Len Jelinek turned a microscope on the semiconductor manufacturing picture in the People's Republic of China here Thursday (Oct.9), explaining that the party had nurtured the industry, and had now begun the process of supplying it with a native base of design houses and fabless semiconductor companies.
Specifically, Jelinek pointed to reductions in value-added tax for locally-produced semiconductors, three-year depreciation schedules, huge tax breaks and major support on land and infrastructure as ways both the national and local governments encouraged the building of advanced fabs.
He further pointed out that China's entrance into the World Trade Organization had eliminated tariffs on semiconductors, at least theoretically improved intellectual property protection, and had induced the Chinese to agree to enforce anti-dumping legislation. Further, he said, recent US moves had provided powerful work-arounds to circumvent the Wassenaar Agreement that had previously made licensing mandatory for export of advanced wafer processing equipment.
He observed that all these factors had combined to nurture a huge growth in construction of fab shells. He projected that by 2007, 10 per cent of the world capacity (by wafer area) would be in China.

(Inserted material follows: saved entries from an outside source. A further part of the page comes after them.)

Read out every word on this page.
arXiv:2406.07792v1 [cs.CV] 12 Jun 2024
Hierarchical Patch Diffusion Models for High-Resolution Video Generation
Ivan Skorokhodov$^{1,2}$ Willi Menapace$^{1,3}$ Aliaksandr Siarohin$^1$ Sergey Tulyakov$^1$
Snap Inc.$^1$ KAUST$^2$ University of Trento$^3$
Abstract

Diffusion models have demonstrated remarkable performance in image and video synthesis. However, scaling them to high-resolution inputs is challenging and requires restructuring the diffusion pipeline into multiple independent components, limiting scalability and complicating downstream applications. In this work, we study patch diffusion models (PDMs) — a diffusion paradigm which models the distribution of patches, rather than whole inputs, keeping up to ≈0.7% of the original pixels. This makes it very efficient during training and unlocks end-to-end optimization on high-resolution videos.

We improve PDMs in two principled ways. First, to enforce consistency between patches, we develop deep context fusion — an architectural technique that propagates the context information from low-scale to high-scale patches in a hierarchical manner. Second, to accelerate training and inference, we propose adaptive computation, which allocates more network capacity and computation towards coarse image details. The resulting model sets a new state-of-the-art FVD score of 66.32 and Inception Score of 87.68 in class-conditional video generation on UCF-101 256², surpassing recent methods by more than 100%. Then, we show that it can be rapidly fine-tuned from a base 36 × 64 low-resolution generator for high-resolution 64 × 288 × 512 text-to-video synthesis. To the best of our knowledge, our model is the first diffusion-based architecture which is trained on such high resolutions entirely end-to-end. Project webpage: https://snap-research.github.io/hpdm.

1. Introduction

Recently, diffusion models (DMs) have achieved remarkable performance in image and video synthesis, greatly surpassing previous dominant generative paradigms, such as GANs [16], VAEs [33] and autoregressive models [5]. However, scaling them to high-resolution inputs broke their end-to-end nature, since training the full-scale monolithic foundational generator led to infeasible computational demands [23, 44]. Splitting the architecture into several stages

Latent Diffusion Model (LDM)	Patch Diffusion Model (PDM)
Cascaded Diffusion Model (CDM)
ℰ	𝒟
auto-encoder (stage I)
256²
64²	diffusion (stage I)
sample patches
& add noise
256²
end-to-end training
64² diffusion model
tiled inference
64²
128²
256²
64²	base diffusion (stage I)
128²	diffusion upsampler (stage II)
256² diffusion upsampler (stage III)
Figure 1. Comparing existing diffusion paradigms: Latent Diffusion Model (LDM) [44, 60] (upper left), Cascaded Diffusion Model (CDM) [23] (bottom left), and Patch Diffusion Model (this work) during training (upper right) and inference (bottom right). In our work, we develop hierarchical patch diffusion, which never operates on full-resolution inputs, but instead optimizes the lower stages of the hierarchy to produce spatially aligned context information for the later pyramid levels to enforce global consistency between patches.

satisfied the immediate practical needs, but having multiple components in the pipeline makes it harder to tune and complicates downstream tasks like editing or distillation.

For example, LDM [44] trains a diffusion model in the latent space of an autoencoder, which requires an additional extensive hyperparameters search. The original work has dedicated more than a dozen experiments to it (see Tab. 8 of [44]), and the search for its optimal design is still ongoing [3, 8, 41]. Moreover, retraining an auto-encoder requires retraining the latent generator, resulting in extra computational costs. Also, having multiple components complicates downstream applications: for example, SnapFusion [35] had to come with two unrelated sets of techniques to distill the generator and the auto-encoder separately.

But Jelinek made a point that this was very different from a huge, uncontrolled fab-building program. Chinese foundries build enormous shells, he said, but facilitize them as necessary for the demand they actually see, rather than outfitting an entire 100K wafer/month fab at once. When the most recent advanced fabs came on line, he noted, there was insufficient Chinese fabless semiconductor industry to consume the capacity internally, so most of the capacity is being offered on the world market.
But when asked if the Chinese building program would force the industry back into overcapacity in 2005, Jelinek said that he thought not. "The Chinese fabs are pure-play foundries, not IDMs," Jelinek reiterated, "and that is an important difference. Because they are dependent on external demand, they will only equip the fabs to support the demand they see in the pipe. So no, I don't think they will flood the market with capacity."